As we have seen, these defense mechanisms are unconscious denials or distortions of reality. We are lying to ourselves when we use these defenses, but we are not aware of doing so. If we knew we were lying to ourselves, the defenses would not be so effective. If the defenses are working well, they keep threatening or disturbing material out of our conscious awareness. As a result, we may not know the truth about ourselves. We may have a distorted picture of our needs, fears, and desires. There are situations in which the truth about ourselves emerges, when our defenses break down and fail to protect us. This occurs in times of unusual stress (or when under- going psychoanalysis). When the defenses fail, we are stricken with overwhelming anxiety. We feel dismal, worthless, and depressed. Unless the defenses are restored, or new ones formed to take their place, we are likely to develop neurotic or psychotic symptoms. Thus, according to Freud, defenses are necessary to our mental health. We could not survive long without them.

Here are a few of these mechanisms and my history of use:

Repression: Involves unconscious denial of the existence of something that causes anxiety

I don’t think I do this, but then again if things are highly repressed, I wouldn’t know!

Denial: Involves denying the existence of an external threat or traumatic event

Direct quote from myself, to myself: “I drank a little too much last night, but that doesn’t happen often. I wasn’t that bad, and besides everyone else was doing the same thing…”

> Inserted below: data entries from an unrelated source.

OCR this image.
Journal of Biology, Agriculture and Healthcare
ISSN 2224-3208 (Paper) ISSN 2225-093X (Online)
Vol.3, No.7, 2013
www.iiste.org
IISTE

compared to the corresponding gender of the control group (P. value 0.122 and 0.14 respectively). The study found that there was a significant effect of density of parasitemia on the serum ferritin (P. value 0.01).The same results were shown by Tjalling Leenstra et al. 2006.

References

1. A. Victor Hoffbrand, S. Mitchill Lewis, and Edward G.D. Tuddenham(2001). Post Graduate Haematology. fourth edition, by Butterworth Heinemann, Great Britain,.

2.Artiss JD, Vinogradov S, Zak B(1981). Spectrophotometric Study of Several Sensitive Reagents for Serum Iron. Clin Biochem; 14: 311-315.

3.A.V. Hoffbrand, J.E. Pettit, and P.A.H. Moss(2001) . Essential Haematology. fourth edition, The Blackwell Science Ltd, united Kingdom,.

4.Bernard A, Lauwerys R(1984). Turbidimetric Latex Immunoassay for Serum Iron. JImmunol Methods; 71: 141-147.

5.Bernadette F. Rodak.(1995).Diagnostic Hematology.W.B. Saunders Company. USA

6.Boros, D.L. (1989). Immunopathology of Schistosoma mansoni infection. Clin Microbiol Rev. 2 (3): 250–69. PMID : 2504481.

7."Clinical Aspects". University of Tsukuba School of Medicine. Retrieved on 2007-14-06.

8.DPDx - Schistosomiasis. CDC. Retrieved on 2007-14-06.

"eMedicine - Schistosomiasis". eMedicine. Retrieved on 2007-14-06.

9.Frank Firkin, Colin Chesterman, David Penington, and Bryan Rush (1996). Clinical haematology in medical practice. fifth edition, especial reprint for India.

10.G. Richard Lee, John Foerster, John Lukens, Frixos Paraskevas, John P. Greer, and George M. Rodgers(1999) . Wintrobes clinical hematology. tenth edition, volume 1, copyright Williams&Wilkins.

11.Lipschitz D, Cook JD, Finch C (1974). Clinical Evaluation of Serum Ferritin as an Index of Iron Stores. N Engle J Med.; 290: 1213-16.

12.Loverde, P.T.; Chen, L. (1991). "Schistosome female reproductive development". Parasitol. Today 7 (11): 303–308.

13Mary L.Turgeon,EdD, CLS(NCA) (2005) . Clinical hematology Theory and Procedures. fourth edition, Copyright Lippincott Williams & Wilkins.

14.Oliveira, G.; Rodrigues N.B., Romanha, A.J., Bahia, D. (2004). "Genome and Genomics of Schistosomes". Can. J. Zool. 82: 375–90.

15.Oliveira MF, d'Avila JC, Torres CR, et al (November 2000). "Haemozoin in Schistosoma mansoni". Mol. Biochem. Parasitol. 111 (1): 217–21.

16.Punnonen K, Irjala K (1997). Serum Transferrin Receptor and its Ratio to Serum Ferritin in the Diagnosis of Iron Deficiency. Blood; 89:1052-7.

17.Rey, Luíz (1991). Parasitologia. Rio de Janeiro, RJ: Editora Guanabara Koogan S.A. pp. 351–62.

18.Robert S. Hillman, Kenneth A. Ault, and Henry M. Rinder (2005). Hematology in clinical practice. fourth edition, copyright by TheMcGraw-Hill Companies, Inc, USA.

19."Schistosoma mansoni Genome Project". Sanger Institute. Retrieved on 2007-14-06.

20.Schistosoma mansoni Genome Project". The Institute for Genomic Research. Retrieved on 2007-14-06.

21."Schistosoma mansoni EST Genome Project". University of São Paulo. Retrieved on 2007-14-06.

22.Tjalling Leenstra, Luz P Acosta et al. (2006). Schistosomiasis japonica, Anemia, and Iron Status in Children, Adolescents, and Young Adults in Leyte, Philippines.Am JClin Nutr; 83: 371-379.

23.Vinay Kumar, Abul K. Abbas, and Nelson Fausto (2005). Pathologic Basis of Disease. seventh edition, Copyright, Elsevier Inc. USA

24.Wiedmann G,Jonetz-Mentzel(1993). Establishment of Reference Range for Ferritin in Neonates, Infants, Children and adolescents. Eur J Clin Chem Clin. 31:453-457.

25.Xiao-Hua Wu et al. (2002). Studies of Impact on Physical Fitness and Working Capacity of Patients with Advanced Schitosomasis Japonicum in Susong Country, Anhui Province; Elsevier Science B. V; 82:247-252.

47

Reaction Formation: Involves expressing an id impulse that is the opposite of the one truly driving the person

Looking closely at the development of my career in recovery coaching - it was initially based on my attraction to alcohol. I wanted to oppose the desire with all my the power of my superego (conscience).

Projection: Involves attributing a disturbing impulse to someone else

“No, YOU have a drinking problem” is what I thought or said to the people around me before (and for a while after) I quit drinking.

Regression: Involves retreating to an earlier, less frustrating period of life and displaying the childish and dependent behaviors characteristic of that more secure time

Clinging to my husband for financial and emotional support, refusing to deal with adult problems and playing the victim role.

Rationalization: Involves reinterpreting behavior to make it more acceptable and less threatening

Almost every blog I’ve ever written.

Displacement: Involves shifting id impulses from a threatening or unavailable object to a substitute object that is available

Shit flows down. Only after I quit my job did I realize how much I took my workplace stress out on my family. I couldn’t fight back with my boss (the ego suppressed that) so I unloaded on my family (and some friends).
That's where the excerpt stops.